Art Gallery of Hamilton returns Nazi Looted painting by Johannes Verspronck

The Art Gallery of Hamilton has agreed to return a picture by Johannes Verspronck (1600-1662) to its rightful owners. The Canadian museum agreed to return Versproncks Portrait of a Lady to Sarah Solmssen, great granddaughter of Alma Bertha Salomonsohn. The portrait was originally purchased by Salomonsohn’s husband, Arthur, who acquired a large art collection while he was Chairman of the Board of the Deutsche Bank.

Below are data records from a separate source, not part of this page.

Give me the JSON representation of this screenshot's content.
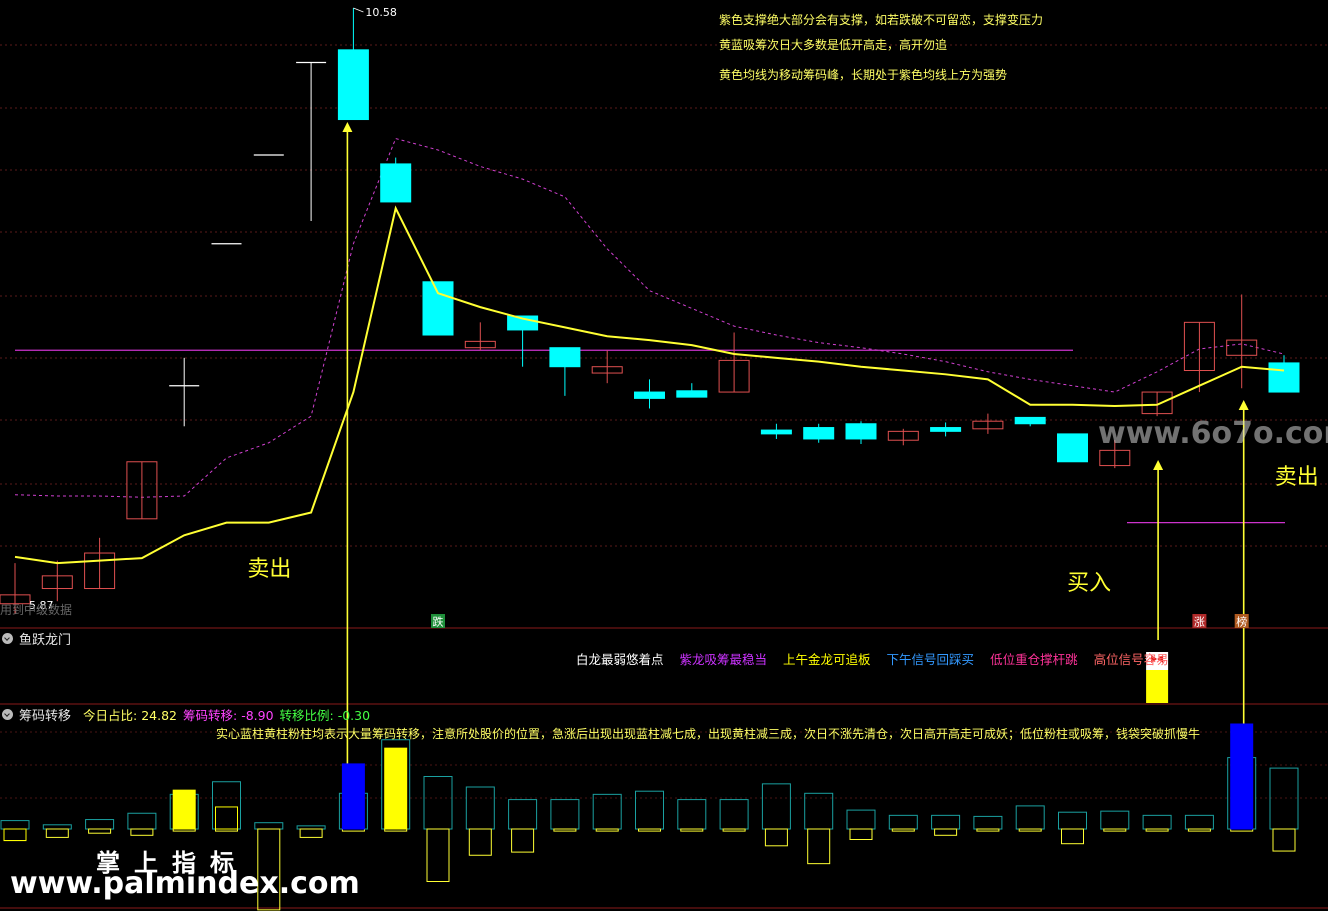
{
  "chart_data": {
    "type": "candlestick",
    "price_labels": {
      "high": "10.58",
      "low": "5.87"
    },
    "candles": [
      {
        "o": 5.95,
        "c": 5.88,
        "h": 6.2,
        "l": 5.8,
        "color": "red"
      },
      {
        "o": 6.1,
        "c": 6.0,
        "h": 6.22,
        "l": 5.9,
        "color": "red"
      },
      {
        "o": 6.0,
        "c": 6.28,
        "h": 6.4,
        "l": 6.0,
        "color": "red"
      },
      {
        "o": 6.55,
        "c": 7.0,
        "h": 7.0,
        "l": 6.55,
        "color": "red"
      },
      {
        "o": 7.6,
        "c": 7.6,
        "h": 7.82,
        "l": 7.28,
        "color": "white"
      },
      {
        "o": 8.72,
        "c": 8.72,
        "h": 8.72,
        "l": 8.72,
        "color": "white"
      },
      {
        "o": 9.42,
        "c": 9.42,
        "h": 9.42,
        "l": 9.42,
        "color": "white"
      },
      {
        "o": 10.15,
        "c": 10.15,
        "h": 10.15,
        "l": 8.9,
        "color": "white"
      },
      {
        "o": 9.7,
        "c": 10.25,
        "h": 10.58,
        "l": 9.7,
        "color": "cyan"
      },
      {
        "o": 9.35,
        "c": 9.05,
        "h": 9.4,
        "l": 9.05,
        "color": "cyan"
      },
      {
        "o": 8.42,
        "c": 8.0,
        "h": 8.42,
        "l": 8.0,
        "color": "cyan"
      },
      {
        "o": 7.95,
        "c": 7.9,
        "h": 8.1,
        "l": 7.88,
        "color": "red"
      },
      {
        "o": 8.15,
        "c": 8.04,
        "h": 8.15,
        "l": 7.75,
        "color": "cyan"
      },
      {
        "o": 7.9,
        "c": 7.75,
        "h": 7.9,
        "l": 7.52,
        "color": "cyan"
      },
      {
        "o": 7.75,
        "c": 7.7,
        "h": 7.88,
        "l": 7.62,
        "color": "red"
      },
      {
        "o": 7.55,
        "c": 7.5,
        "h": 7.65,
        "l": 7.42,
        "color": "cyan"
      },
      {
        "o": 7.56,
        "c": 7.51,
        "h": 7.62,
        "l": 7.51,
        "color": "cyan"
      },
      {
        "o": 7.8,
        "c": 7.55,
        "h": 8.02,
        "l": 7.55,
        "color": "red"
      },
      {
        "o": 7.25,
        "c": 7.22,
        "h": 7.3,
        "l": 7.18,
        "color": "cyan"
      },
      {
        "o": 7.27,
        "c": 7.18,
        "h": 7.3,
        "l": 7.15,
        "color": "cyan"
      },
      {
        "o": 7.3,
        "c": 7.18,
        "h": 7.32,
        "l": 7.14,
        "color": "cyan"
      },
      {
        "o": 7.24,
        "c": 7.17,
        "h": 7.26,
        "l": 7.13,
        "color": "red"
      },
      {
        "o": 7.27,
        "c": 7.24,
        "h": 7.31,
        "l": 7.2,
        "color": "cyan"
      },
      {
        "o": 7.32,
        "c": 7.26,
        "h": 7.38,
        "l": 7.22,
        "color": "red"
      },
      {
        "o": 7.35,
        "c": 7.3,
        "h": 7.35,
        "l": 7.28,
        "color": "cyan"
      },
      {
        "o": 7.22,
        "c": 7.0,
        "h": 7.22,
        "l": 7.0,
        "color": "cyan"
      },
      {
        "o": 7.09,
        "c": 6.97,
        "h": 7.17,
        "l": 6.95,
        "color": "red"
      },
      {
        "o": 7.55,
        "c": 7.38,
        "h": 7.55,
        "l": 7.36,
        "color": "red"
      },
      {
        "o": 8.1,
        "c": 7.72,
        "h": 8.1,
        "l": 7.55,
        "color": "red"
      },
      {
        "o": 7.96,
        "c": 7.84,
        "h": 8.32,
        "l": 7.58,
        "color": "red"
      },
      {
        "o": 7.78,
        "c": 7.55,
        "h": 7.84,
        "l": 7.55,
        "color": "cyan"
      }
    ],
    "ma_yellow": [
      6.25,
      6.2,
      6.22,
      6.24,
      6.42,
      6.52,
      6.52,
      6.6,
      7.55,
      9.0,
      8.33,
      8.22,
      8.13,
      8.06,
      7.99,
      7.96,
      7.92,
      7.85,
      7.82,
      7.79,
      7.75,
      7.72,
      7.69,
      7.65,
      7.45,
      7.45,
      7.44,
      7.45,
      7.6,
      7.75,
      7.72
    ],
    "ma_purple": [
      6.74,
      6.73,
      6.73,
      6.72,
      6.73,
      7.03,
      7.15,
      7.36,
      8.72,
      9.55,
      9.46,
      9.33,
      9.23,
      9.09,
      8.68,
      8.35,
      8.21,
      8.07,
      8.0,
      7.94,
      7.9,
      7.85,
      7.79,
      7.71,
      7.65,
      7.6,
      7.55,
      7.71,
      7.89,
      7.93,
      7.85
    ],
    "hline_main": 7.88,
    "hline_short": 6.52,
    "annotations": [
      {
        "text": "卖出",
        "at": 8
      },
      {
        "text": "买入",
        "at": 27
      },
      {
        "text": "卖出",
        "at": 29
      }
    ],
    "markers": [
      {
        "text": "跌",
        "at": 10,
        "bg": "#1f8f3a"
      },
      {
        "text": "涨",
        "at": 28,
        "bg": "#b02a2a"
      },
      {
        "text": "榜",
        "at": 29,
        "bg": "#b05a20"
      }
    ],
    "signal_bar_at": 27,
    "flow_upper": [
      0.8,
      0.4,
      0.9,
      1.5,
      3.3,
      4.5,
      0.6,
      0.3,
      3.4,
      8.5,
      5.0,
      4.0,
      2.8,
      2.8,
      3.3,
      3.6,
      2.8,
      2.8,
      4.3,
      3.4,
      1.8,
      1.3,
      1.3,
      1.2,
      2.2,
      1.6,
      1.7,
      1.3,
      1.3,
      6.8,
      5.8
    ],
    "flow_lower": [
      -1.1,
      -0.8,
      -0.4,
      -0.6,
      -0.2,
      -0.2,
      -7.7,
      -0.8,
      -0.2,
      -0.2,
      -5.0,
      -2.5,
      -2.2,
      -0.2,
      -0.2,
      -0.2,
      -0.2,
      -0.2,
      -1.6,
      -3.3,
      -1.0,
      -0.2,
      -0.6,
      -0.2,
      -0.2,
      -1.4,
      -0.2,
      -0.2,
      -0.2,
      -0.2,
      -2.1
    ],
    "flow_fill": [
      {
        "at": 0,
        "v": -1.1,
        "color": "#ffff00",
        "solid": false
      },
      {
        "at": 4,
        "v": 3.7,
        "color": "#ffff00",
        "solid": true
      },
      {
        "at": 5,
        "v": 2.1,
        "color": "#ffff00",
        "solid": false
      },
      {
        "at": 8,
        "v": 6.2,
        "color": "#0000ff",
        "solid": true
      },
      {
        "at": 9,
        "v": 7.7,
        "color": "#ffff00",
        "solid": true
      },
      {
        "at": 29,
        "v": 10.0,
        "color": "#0000ff",
        "solid": true
      }
    ]
  },
  "notes": [
    "紫色支撑绝大部分会有支撑，如若跌破不可留恋，支撑变压力",
    "黄蓝吸筹次日大多数是低开高走，高开勿追",
    "黄色均线为移动筹码峰，长期处于紫色均线上方为强势"
  ],
  "watermark_top": "www.6o7o.com",
  "faded_text": "用到中级数据",
  "panel1": {
    "title": "鱼跃龙门",
    "labels": [
      {
        "text": "白龙最弱悠着点",
        "color": "#ffffff"
      },
      {
        "text": "紫龙吸筹最稳当",
        "color": "#cc33ff"
      },
      {
        "text": "上午金龙可追板",
        "color": "#ffff00"
      },
      {
        "text": "下午信号回踩买",
        "color": "#3399ff"
      },
      {
        "text": "低位重仓撑杆跳",
        "color": "#ff3399"
      },
      {
        "text": "高位信号容易",
        "color": "#ff6666"
      }
    ]
  },
  "panel2": {
    "title": "筹码转移",
    "stats": [
      {
        "label": "今日占比: ",
        "value": "24.82",
        "color": "#ffff66"
      },
      {
        "label": "筹码转移: ",
        "value": "-8.90",
        "color": "#ff44ff"
      },
      {
        "label": "转移比例: ",
        "value": "-0.30",
        "color": "#44ff44"
      }
    ],
    "desc": "实心蓝柱黄柱粉柱均表示大量筹码转移，注意所处股价的位置，急涨后出现出现蓝柱减七成，出现黄柱减三成，次日不涨先清仓，次日高开高走可成妖；低位粉柱或吸筹，钱袋突破抓慢牛"
  },
  "brand": {
    "cn": "掌上指标",
    "url": "www.palmindex.com"
  }
}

After the Nazi’s confiscated the painting and other items in his possession, they sold it at auction in 1941. Being unaware of the picture’s provenance, the Museum received it the after it was bought by the Gallery’s Volunteer Committee in 1987 at a Sotheby’s auction in New York.

Mrs. Salomonsohn began her search for the picture after immigrating to the United States. She contacted a law firm that specializes in stolen art to help her track down the Verspronck. In 2003 the firm notified the Art Gallery of their suspicion that the painting was stolen. “The Art Gallery of Hamilton is the guardian of one of the finest permanent collections in Canada and Portrait of a Lady holds a very special place it in,” said Louise Dompierre, President and CEO. “In making our decision to return Portrait of a Lady we have been guided by international law, the 1998 Washington Conference Principles on Nazi-confiscated Art, to which Canada is a signatory, and our own extensive research into the history of the painting’s ownership. It is a great pleasure to return the painting to those whom we believe, to the best of our knowledge, are its rightful owners.”

Portrait of a Lady will be on display in Hamilton until April 26, 2015.